I'm in the process of designing my own web portfolio, and I have run into a problem I can't get past. I'm using a non-web font and started designing the front page at 4K native resolution and kept checking if it downscales properly while I was working. I only have three break points. The one I made myself, at 3840, the one Muse made at 960 and the one you can't do anything with at 320. I tried to remove the 960 breakpoint, but it doesn't seem like re-positioning does anything. It just keeps getting super large and break when the browser hits 960. Is this because I'm using a non-web font? Using Adobe Portfolio is not an option.
Here is my website as it is now: www.bjornmartin.no
Here is my Muse file: WeTransfer
Also, please don't rip the font. I'm the only one with a copy and the license to use it.
This can’t work, because you are using a system font. System fonts have to be converted to an image during output to make sure, because nobody can be sure, that these fonts are installed on every visitor’s machine/device. Web design is not print design! You are not free in the choice of the fonts, you want to use.

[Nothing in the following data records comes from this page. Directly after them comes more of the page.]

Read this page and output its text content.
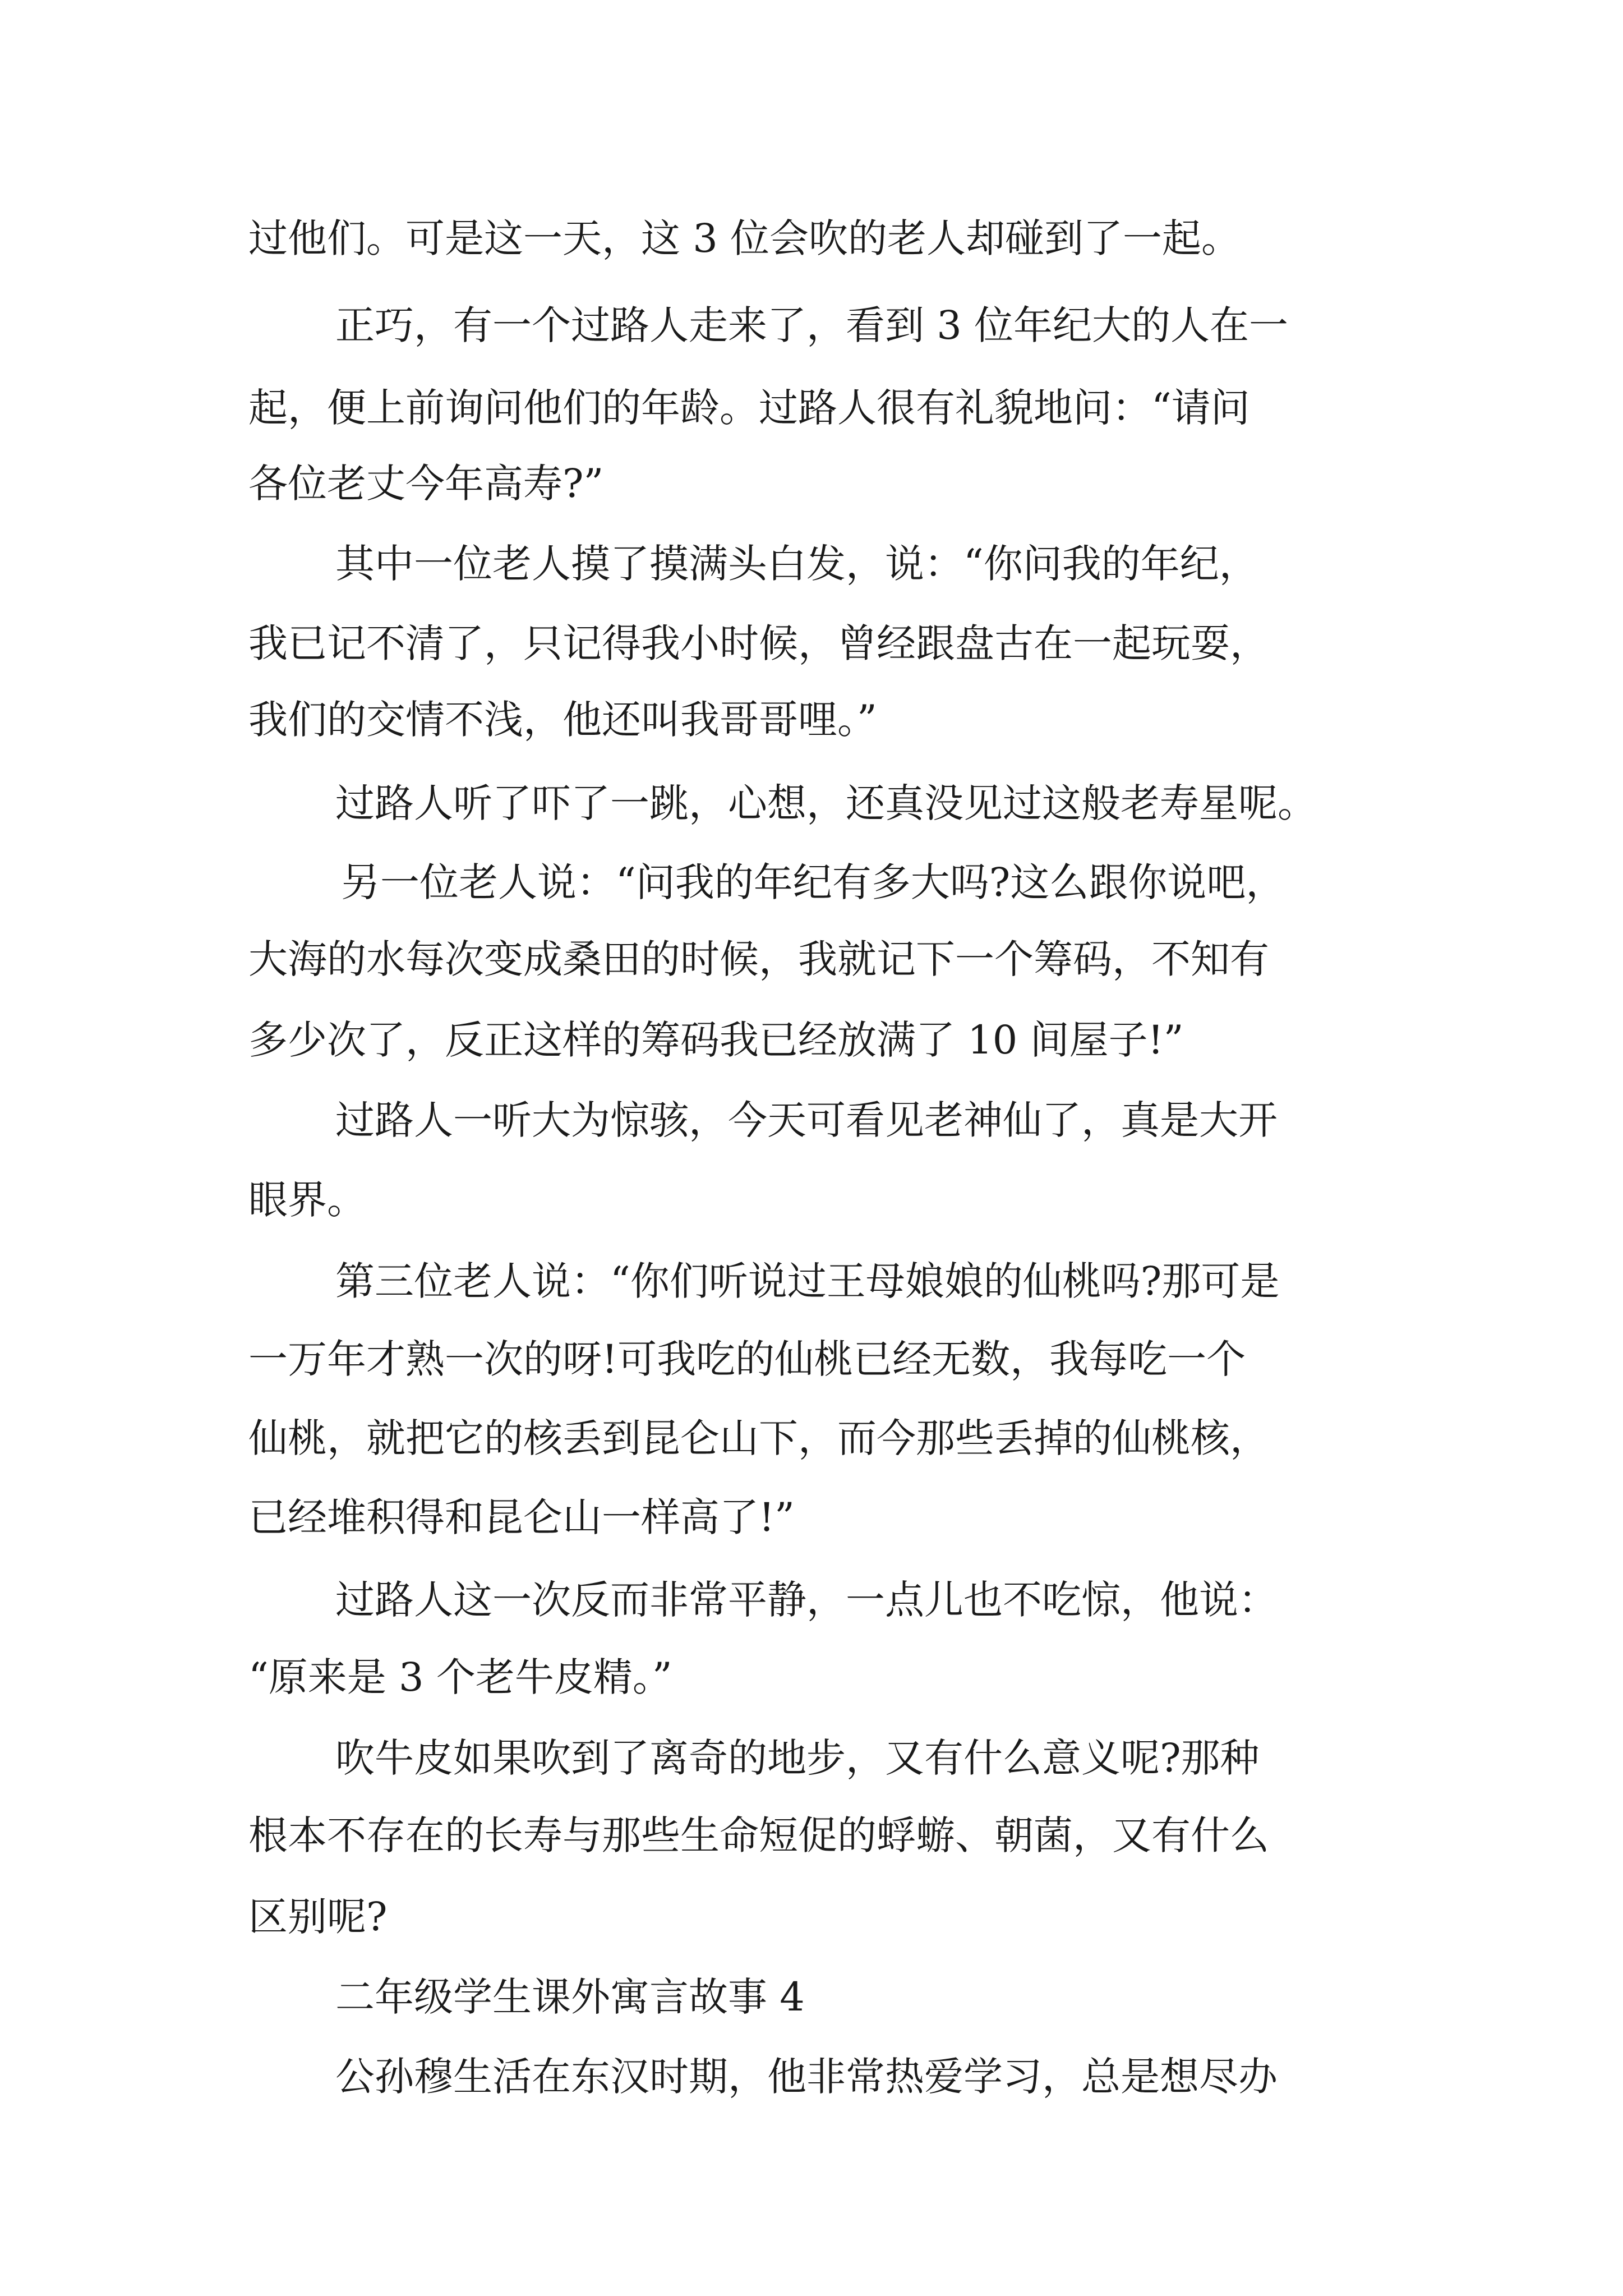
过他们。可是这一天，这 3 位会吹的老人却碰到了一起。
正巧，有一个过路人走来了，看到 3 位年纪大的人在一
起，便上前询问他们的年龄。过路人很有礼貌地问：“请问
各位老丈今年高寿?”
其中一位老人摸了摸满头白发，说：“你问我的年纪，
我已记不清了，只记得我小时候，曾经跟盘古在一起玩耍，
我们的交情不浅，他还叫我哥哥哩。”
过路人听了吓了一跳，心想，还真没见过这般老寿星呢。
另一位老人说：“问我的年纪有多大吗?这么跟你说吧，
大海的水每次变成桑田的时候，我就记下一个筹码，不知有
多少次了，反正这样的筹码我已经放满了 10 间屋子!”
过路人一听大为惊骇，今天可看见老神仙了，真是大开
眼界。
第三位老人说：“你们听说过王母娘娘的仙桃吗?那可是
一万年才熟一次的呀!可我吃的仙桃已经无数，我每吃一个
仙桃，就把它的核丢到昆仑山下，而今那些丢掉的仙桃核，
已经堆积得和昆仑山一样高了!”
过路人这一次反而非常平静，一点儿也不吃惊，他说：
“原来是 3 个老牛皮精。”
吹牛皮如果吹到了离奇的地步，又有什么意义呢?那种
根本不存在的长寿与那些生命短促的蜉蝣、朝菌，又有什么
区别呢?
二年级学生课外寓言故事 4
公孙穆生活在东汉时期，他非常热爱学习，总是想尽办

To avoid converting font containers to images you have to use standard fonts or web fonts.
Because system fonts are converted to images, they obviously scale like images in responsive layouts according to the size of the browser window – that is, what happens in your sample site.
Please read my answer 4 in this thread for better understanding the issue: https://forums.adobe.com/thread/2357163
More information about web fonts in Muse:
By the way;: What the hell do you need a breakpoint at 7680 px for? Are you using a screen with the dimensions of a soccer field?
Thanks for clarifying that. My guess was it would behave like a font, not like an image. Looks like I have to use a web font then. I forgot to change the resolution before saving. The idea was to start designing for 8K UHD and scale down, but I figured I could optimise the site for it later, when the resolution becomes more of a standard.
You should google „logical/physical resolution“!
Just imagine: If you place images in „8K“ resolution, it has roundabout 10 MB!